Workshop: Security Testing Automation with Gauntlt and BDD-Security

Testing is a key part of development lifecycle, from checking your functional requirements actually work to constraining development to keep code focused and concise (TDD). Security testing however is often not conducted inside our lifecycle. We often wait until development is completed and ask third party penetration testing firms to find our issues for us.

This is a particularly bad idea in fast paced development teams.

Bugs are often missed or are found too late to remediate. Cost of remediation escalates and our systems become tightly coupled and increasingly fragile as a result.

Why would we want to finish engineering before finding fundamental security issues? Shouldn't we try to find these as early and often as possible? Shouldn't we take every opportunity to identify security flaws in our applications?

SafeStack helps teams weave security testing into their own testing lifecycle and tool chains without compromising agility or innovation.

This course is aligned with the Open Web Application Security Project (OWASP) top 10 application security vulnerabilities as well as providing solid grounding in how to bring security into their testing toolsets and working practices.

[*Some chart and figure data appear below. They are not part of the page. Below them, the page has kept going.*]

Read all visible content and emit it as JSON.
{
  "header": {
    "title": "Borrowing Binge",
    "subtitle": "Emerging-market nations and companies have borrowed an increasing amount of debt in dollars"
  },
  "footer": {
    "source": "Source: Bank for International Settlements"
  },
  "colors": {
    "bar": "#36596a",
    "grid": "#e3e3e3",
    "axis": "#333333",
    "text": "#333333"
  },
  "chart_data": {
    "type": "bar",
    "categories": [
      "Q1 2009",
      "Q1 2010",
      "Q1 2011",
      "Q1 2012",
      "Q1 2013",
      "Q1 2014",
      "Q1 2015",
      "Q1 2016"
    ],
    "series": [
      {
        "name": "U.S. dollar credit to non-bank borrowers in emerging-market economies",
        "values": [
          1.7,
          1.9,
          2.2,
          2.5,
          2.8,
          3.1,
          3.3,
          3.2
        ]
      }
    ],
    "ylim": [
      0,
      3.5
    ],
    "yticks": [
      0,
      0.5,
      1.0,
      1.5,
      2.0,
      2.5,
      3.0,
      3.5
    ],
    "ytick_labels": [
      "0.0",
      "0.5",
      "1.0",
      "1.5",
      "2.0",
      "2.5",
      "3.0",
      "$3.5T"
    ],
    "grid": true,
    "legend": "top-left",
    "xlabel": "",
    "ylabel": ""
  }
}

This includes:

  • Security test cases, stories and what to test
  • Manual security testing key skills (parameter tampering, proxying and other basics)
  • Introduction to security testing frameworks
  • Automated security testing
  • Introduction to vulnerability scanning
  • Automated vulnerability scanning as part of development tool chains

This course is designed to be hands on and interactive. Lecture material is combined with a range of custom built labs and exercises to test students and let them experiment with the security in action.

Who should attend
Software testers engaged in or curious about automation.

Some knowledge of the OWASP top 10 vulnerabilities would be useful but not essential.

Computer setup
Delegates will need to bring a laptop with the ability to run a virtual machine (to be provided).